The Supreme Court has controversially held that Article 6 of the European Convention on Human Rights (ECHR) (the right to a fair and public hearing) was not, on the facts, engaged in relation to the disciplinary proceedings within the School. The Supreme Court accepted that the civil right at issue was G’s right to practise as a teacher and work with children. This right would be determined by the Independent Safeguarding Authority (ISA) which would make the decision of whether to place him on the barred list. G had argued that the outcome of internal disciplinary proceedings would directly affect the ISA’s decision and for this reason, he should be entitled to legal representation at a disciplinary hearing. However, a majority of the Supreme Court held that the disciplinary proceedings would not have a substantial effect on the ISA proceedings and therefore G was not entitled to legal representation. The majority found that there was insufficient evidence to demonstrate that the ISA would be ‘profoundly’ influenced by the decision of the disciplinary panel.

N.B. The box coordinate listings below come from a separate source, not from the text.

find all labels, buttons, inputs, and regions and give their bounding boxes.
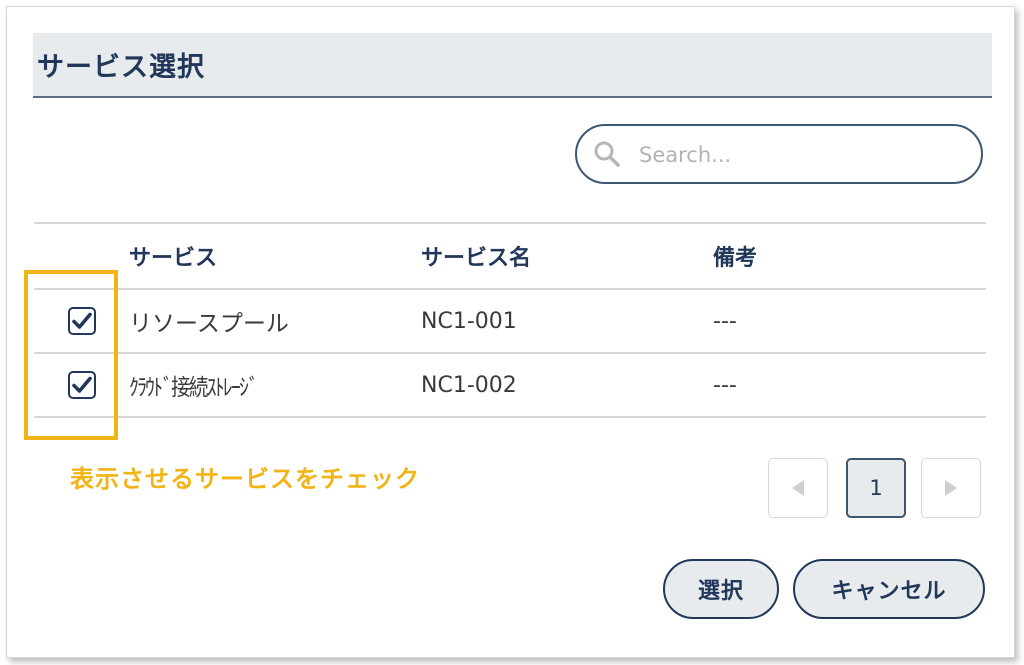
table-header-row: サービス サービス名 備考 — [34, 224, 986, 290]
column-header-note[interactable]: 備考 — [713, 224, 986, 288]
search-input[interactable] — [637, 134, 961, 176]
search-box[interactable] — [575, 124, 983, 184]
dialog-title: サービス選択 — [37, 52, 205, 83]
service-table: サービス サービス名 備考 リソースプール NC1-001 --- ｸﾗｳﾄﾞ接… — [34, 222, 986, 418]
select-button[interactable]: 選択 — [663, 559, 779, 619]
annotation-text: 表示させるサービスをチェック — [70, 465, 420, 493]
triangle-left-icon — [792, 480, 804, 496]
search-icon — [593, 140, 621, 168]
cell-service: ｸﾗｳﾄﾞ接続ｽﾄﾚｰｼﾞ — [129, 375, 259, 401]
column-header-service[interactable]: サービス — [129, 224, 421, 288]
pagination-prev-button[interactable] — [768, 458, 828, 518]
cell-note: --- — [713, 372, 737, 398]
column-header-service-name[interactable]: サービス名 — [421, 224, 713, 288]
pagination-next-button[interactable] — [921, 458, 981, 518]
service-selection-dialog: サービス選択 サービス サービス名 備考 リソース — [6, 6, 1015, 658]
cancel-button[interactable]: キャンセル — [793, 559, 985, 619]
cell-service: リソースプール — [129, 311, 289, 337]
dialog-header: サービス選択 — [33, 33, 992, 98]
checkbox-highlight-box — [24, 270, 118, 440]
cell-service-name: NC1-001 — [421, 308, 517, 334]
triangle-right-icon — [945, 480, 957, 496]
table-row[interactable]: リソースプール NC1-001 --- — [34, 290, 986, 354]
table-row[interactable]: ｸﾗｳﾄﾞ接続ｽﾄﾚｰｼﾞ NC1-002 --- — [34, 354, 986, 418]
cell-service-name: NC1-002 — [421, 372, 517, 398]
pagination-page-1[interactable]: 1 — [846, 458, 906, 518]
cell-note: --- — [713, 308, 737, 334]
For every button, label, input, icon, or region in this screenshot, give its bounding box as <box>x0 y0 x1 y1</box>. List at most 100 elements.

This decision demonstrates the difficulty in determining whether the proceedings at which legal representation is requested will, directly or indirectly, be determinative of an individual’s ability to carry on his or her profession. Whilst the Court of Appeal’s guidelines were endorsed and followed by the Supreme Court, it reached a different decision from the lower court on the facts and only Lord Kerr, dissenting, expressed ‘grave misgivings’, saying that the ISA would inevitably be influenced by the findings and decision of the disciplinary panel.